Perhaps Pharrell was right when he said, “clap along if you feel like a room without a roof” in his hit feel-good anthem that repeats the word “Happy” 56 times. This song is very positive. So was the market, rising 11.4% on the year.

2015: Uptown Funk, Bruno Mars and Mark Ronson
The S&P returned (0.7%) this year. The year was incredibly volatile, fraught with falling oil prices and slowdowns in China. Greece entered a debt crisis and EM weakness was pulling broad market indices down. The Fed raised interest rates by 25bps in their December meeting.

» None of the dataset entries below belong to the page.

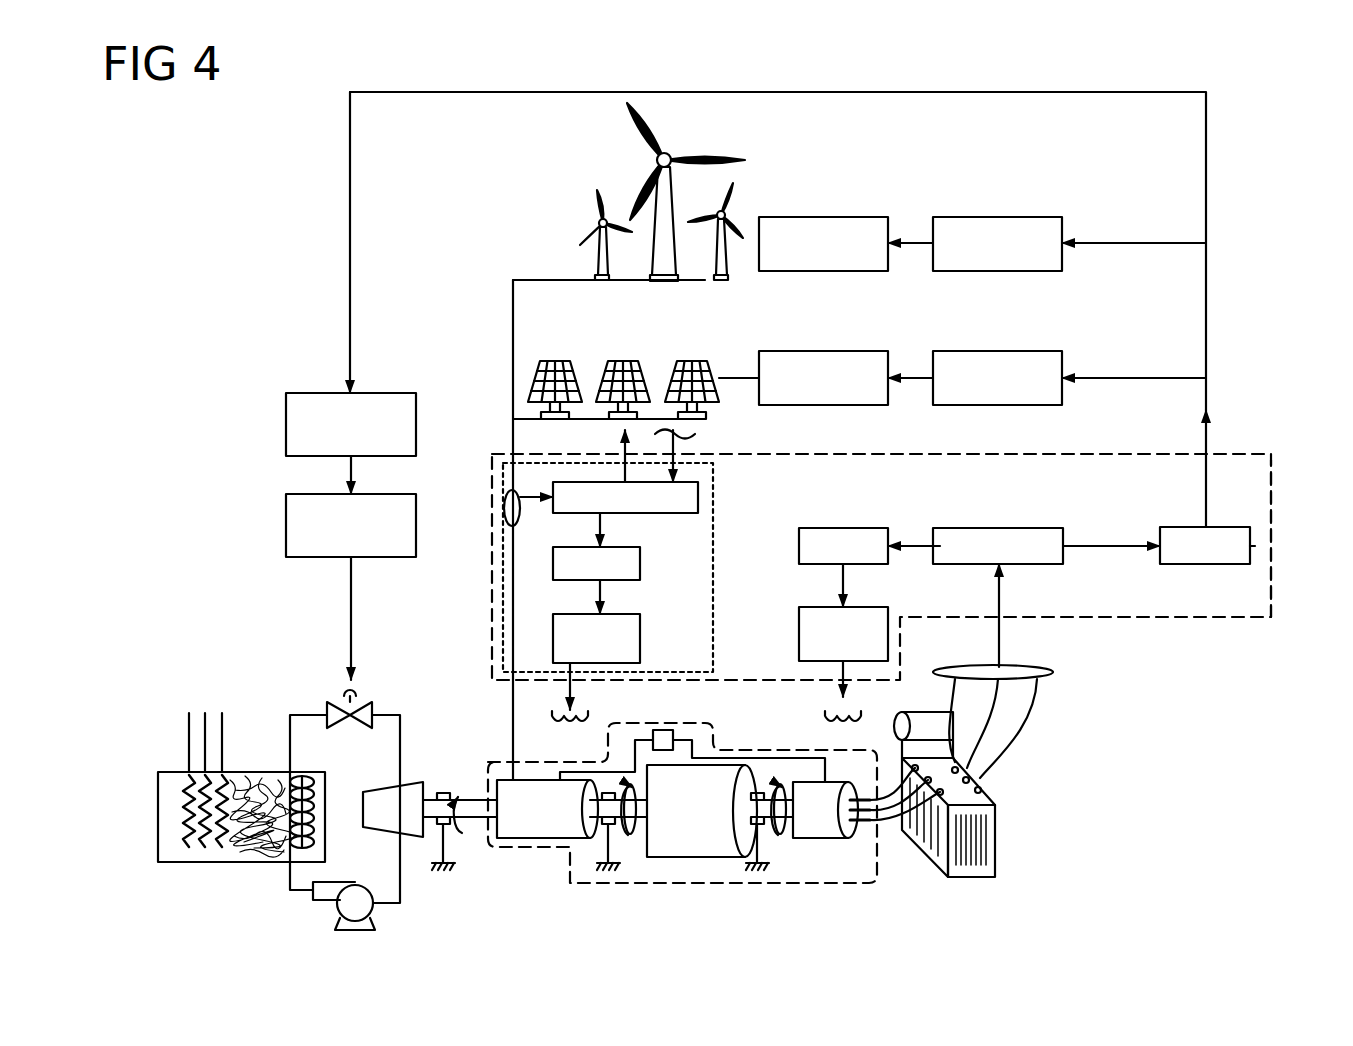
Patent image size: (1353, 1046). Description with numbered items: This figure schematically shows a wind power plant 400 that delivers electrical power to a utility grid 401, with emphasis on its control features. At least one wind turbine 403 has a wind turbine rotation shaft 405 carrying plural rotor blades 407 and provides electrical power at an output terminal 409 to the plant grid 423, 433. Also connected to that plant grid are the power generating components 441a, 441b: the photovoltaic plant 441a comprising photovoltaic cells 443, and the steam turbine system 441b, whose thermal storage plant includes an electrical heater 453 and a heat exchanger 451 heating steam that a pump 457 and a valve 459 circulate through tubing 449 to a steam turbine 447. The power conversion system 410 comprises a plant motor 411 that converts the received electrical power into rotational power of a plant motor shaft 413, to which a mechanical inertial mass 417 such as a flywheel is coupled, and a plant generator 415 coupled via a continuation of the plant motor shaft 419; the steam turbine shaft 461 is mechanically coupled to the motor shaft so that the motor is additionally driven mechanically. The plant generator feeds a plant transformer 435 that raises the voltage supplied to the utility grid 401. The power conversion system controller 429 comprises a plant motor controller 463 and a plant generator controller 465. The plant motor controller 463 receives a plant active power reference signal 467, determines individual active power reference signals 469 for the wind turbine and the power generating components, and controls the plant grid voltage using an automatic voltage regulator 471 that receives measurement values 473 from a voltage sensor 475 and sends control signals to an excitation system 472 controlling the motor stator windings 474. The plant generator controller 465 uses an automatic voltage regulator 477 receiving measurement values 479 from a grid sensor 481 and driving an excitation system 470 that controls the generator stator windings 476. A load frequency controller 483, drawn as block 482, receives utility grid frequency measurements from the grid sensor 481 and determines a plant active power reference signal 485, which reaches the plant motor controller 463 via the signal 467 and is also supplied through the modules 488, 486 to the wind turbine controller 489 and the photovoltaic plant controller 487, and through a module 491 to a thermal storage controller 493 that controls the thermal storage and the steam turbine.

The wind power plant 400 is at (1233, 148).
The utility grid 401 is at (1055, 672).
The wind turbine 403 is at (606, 190).
The wind turbine rotation shaft 405 is at (632, 192).
The rotor blades 407 is at (660, 122).
The output terminal 409 is at (647, 279).
The power conversion system 410 is at (883, 897).
The plant motor 411 is at (540, 840).
The plant motor shaft 413 is at (636, 832).
The plant generator 415 is at (828, 845).
The mechanical inertial mass 417 is at (718, 858).
The continuation of the plant motor shaft 419 is at (785, 838).
The plant grid 423 is at (513, 322).
The power conversion system controller 429 is at (1227, 618).
The plant grid 433 is at (513, 280).
The plant transformer 435 is at (1055, 803).
The photovoltaic plant 441a is at (666, 352).
The steam turbine system 441b is at (287, 751).
The photovoltaic cells 443 is at (553, 358).
The steam turbine 447 is at (368, 790).
The tubing 449 is at (401, 722).
The heat exchanger 451 is at (302, 775).
The electrical heater 453 is at (180, 785).
The pump 457 is at (375, 908).
The valve 459 is at (327, 712).
The steam turbine shaft 461 is at (442, 793).
The plant motor controller 463 is at (717, 594).
The plant generator controller 465 is at (978, 494).
The plant active power reference signal 467 is at (680, 478).
The individual active power reference signals 469 is at (620, 432).
The excitation system 470 is at (799, 630).
The automatic voltage regulator 471 is at (640, 555).
The excitation system 472 is at (640, 655).
The measurement values 473 is at (603, 545).
The motor stator windings 474 is at (592, 718).
The voltage sensor 475 is at (698, 495).
The generator stator windings 476 is at (823, 720).
The automatic voltage regulator 477 is at (846, 526).
The measurement values 479 is at (889, 545).
The grid sensor 481 is at (1020, 527).
The output block 482 is at (1160, 543).
The load frequency controller 483 is at (1252, 546).
The plant active power reference signal 485 is at (1208, 410).
The module 486 is at (999, 351).
The photovoltaic plant controller 487 is at (848, 351).
The module 488 is at (999, 217).
The wind turbine controller 489 is at (822, 217).
The module 491 is at (286, 420).
The thermal storage controller 493 is at (286, 520).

“Smoother than a fresh jar of Skippy”, as Bruno Mars says? Most definitely not. His song reflects the 2015 mood, with mostly negative sentiment in the lyrics.

2016: Love Yourself
This was another election year, with Trump beating Hilary Clinton. Oil prices recovered. Nvidia was the year’s top performer, posting a 223% return on the year. The energy sector lead the way, returning 23.65%. The market dipped early in the year, but recovered into February. Brexit (kind of) happened in June.

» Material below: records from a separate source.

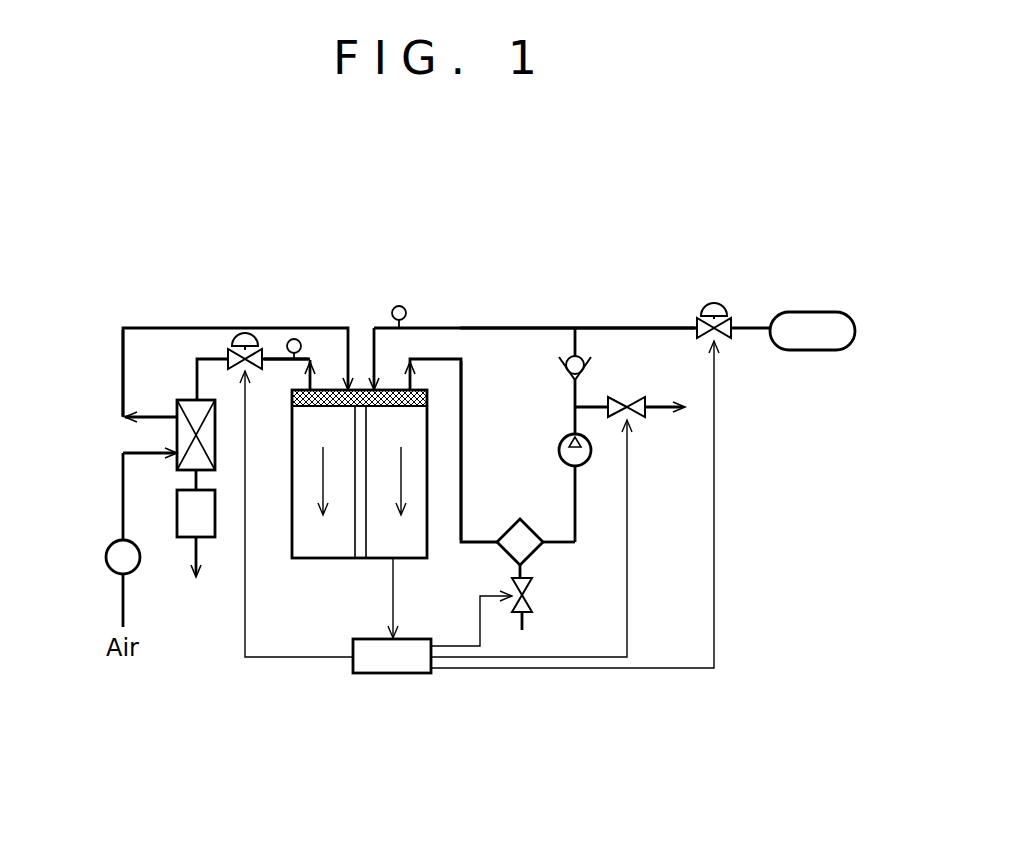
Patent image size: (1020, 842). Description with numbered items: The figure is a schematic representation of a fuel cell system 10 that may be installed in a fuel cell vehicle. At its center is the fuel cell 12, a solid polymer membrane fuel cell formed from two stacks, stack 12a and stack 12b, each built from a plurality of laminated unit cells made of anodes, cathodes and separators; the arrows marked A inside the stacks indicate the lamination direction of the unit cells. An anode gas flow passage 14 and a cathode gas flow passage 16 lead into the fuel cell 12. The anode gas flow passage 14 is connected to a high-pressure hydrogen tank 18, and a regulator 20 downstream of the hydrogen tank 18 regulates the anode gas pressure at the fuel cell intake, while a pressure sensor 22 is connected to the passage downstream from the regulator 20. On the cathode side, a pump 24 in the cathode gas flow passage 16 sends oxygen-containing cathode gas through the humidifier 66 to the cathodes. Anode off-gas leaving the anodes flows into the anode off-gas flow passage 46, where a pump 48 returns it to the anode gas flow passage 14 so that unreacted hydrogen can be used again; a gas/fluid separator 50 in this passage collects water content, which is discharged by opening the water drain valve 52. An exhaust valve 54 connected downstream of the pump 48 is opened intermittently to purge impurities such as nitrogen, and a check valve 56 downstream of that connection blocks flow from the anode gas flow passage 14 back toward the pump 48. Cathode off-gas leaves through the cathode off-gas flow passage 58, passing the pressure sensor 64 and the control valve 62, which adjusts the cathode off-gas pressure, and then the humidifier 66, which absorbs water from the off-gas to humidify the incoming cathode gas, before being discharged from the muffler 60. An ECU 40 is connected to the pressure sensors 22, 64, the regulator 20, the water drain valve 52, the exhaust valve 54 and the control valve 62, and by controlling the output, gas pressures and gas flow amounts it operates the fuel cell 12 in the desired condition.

The fuel cell system 10 is at (467, 292).
The fuel cell 12 is at (303, 568).
The stack 12a is at (320, 553).
The stack 12b is at (375, 560).
The anode gas flow passage 14 is at (542, 327).
The cathode gas flow passage 16 is at (180, 327).
The high-pressure hydrogen tank 18 is at (812, 311).
The regulator 20 is at (713, 304).
The pressure sensor 22 is at (399, 305).
The pump 24 is at (140, 560).
The ECU 40 is at (400, 675).
The anode off-gas flow passage 46 is at (462, 414).
The pump 48 is at (590, 465).
The gas/fluid separator 50 is at (510, 527).
The water drain valve 52 is at (534, 598).
The exhaust valve 54 is at (630, 397).
The check valve 56 is at (560, 370).
The cathode off-gas flow passage 58 is at (270, 361).
The muffler 60 is at (177, 515).
The control valve 62 is at (232, 341).
The pressure sensor 64 is at (294, 338).
The humidifier 66 is at (177, 400).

The S&P 500 returned 13.4%. Justin Bieber’s Love Yourself led the charts, a mostly positive song about moving on from an ex-partner. The sentiment reflects the market – and Bieber says “for all the times you rained on my parade” – no more of that. Bieber moved on, and so did stocks.

2017: Shape of You, Ed Sheeran
Another “Banner Year”. Trump’s tax cuts were signed into law. There was no big pullback and overall volatility was low. The bull market turned 9 years old. About 19% of taxpayers owned stocks directly, and ~50% participated through employee-sponsored retirement plans. The Information Technology sector returned almost 40% on the year.

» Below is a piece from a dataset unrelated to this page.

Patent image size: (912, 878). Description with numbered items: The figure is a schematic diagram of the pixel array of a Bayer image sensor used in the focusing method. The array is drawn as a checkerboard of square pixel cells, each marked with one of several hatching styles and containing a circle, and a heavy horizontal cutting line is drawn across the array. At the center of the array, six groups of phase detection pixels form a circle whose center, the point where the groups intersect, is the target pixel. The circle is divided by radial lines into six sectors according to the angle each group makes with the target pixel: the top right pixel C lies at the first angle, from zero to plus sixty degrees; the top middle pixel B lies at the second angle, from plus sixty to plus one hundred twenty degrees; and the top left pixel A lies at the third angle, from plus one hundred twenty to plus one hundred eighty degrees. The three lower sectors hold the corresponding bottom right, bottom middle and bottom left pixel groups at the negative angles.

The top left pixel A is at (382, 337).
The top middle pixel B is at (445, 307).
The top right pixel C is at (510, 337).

The S&P 500 returned 19% this year. Ed Sheeran’s song Shape of You was the Song of the Year, in which he celebrates the physical aspects of love. The song is mostly positive, reflecting the movement in the S&P 500. Ed Sheeran probably loved the shape of the market, too.

The Wrap Up
Regression: I also ran a simple linear regression to determine a simple relationship between return data and the percentage of the song that fell into N or N+ categories.
SP 500i,t = Bo + B1Negativityi,t + e
The results were not statistically significant at the 5% level (unsurprising). Comparing the percentage of the song that was negative (N or N+) to that of the S&P 500 return yielded almost no statistical relationship.
Turns out, our music choices don’t quite predict the stock market (at least not for this dataset and dictionary). However, music does serve as an important part of our everyday lives. Artists support our general happiness (something that isn’t captured in market returns).
If you want to help independent artists during these times, the best thing to do is to donate to Patreon and buy merch! There are also sites like SweetRelief and Musicares and SymphonicDistribution that support many indie artists directly.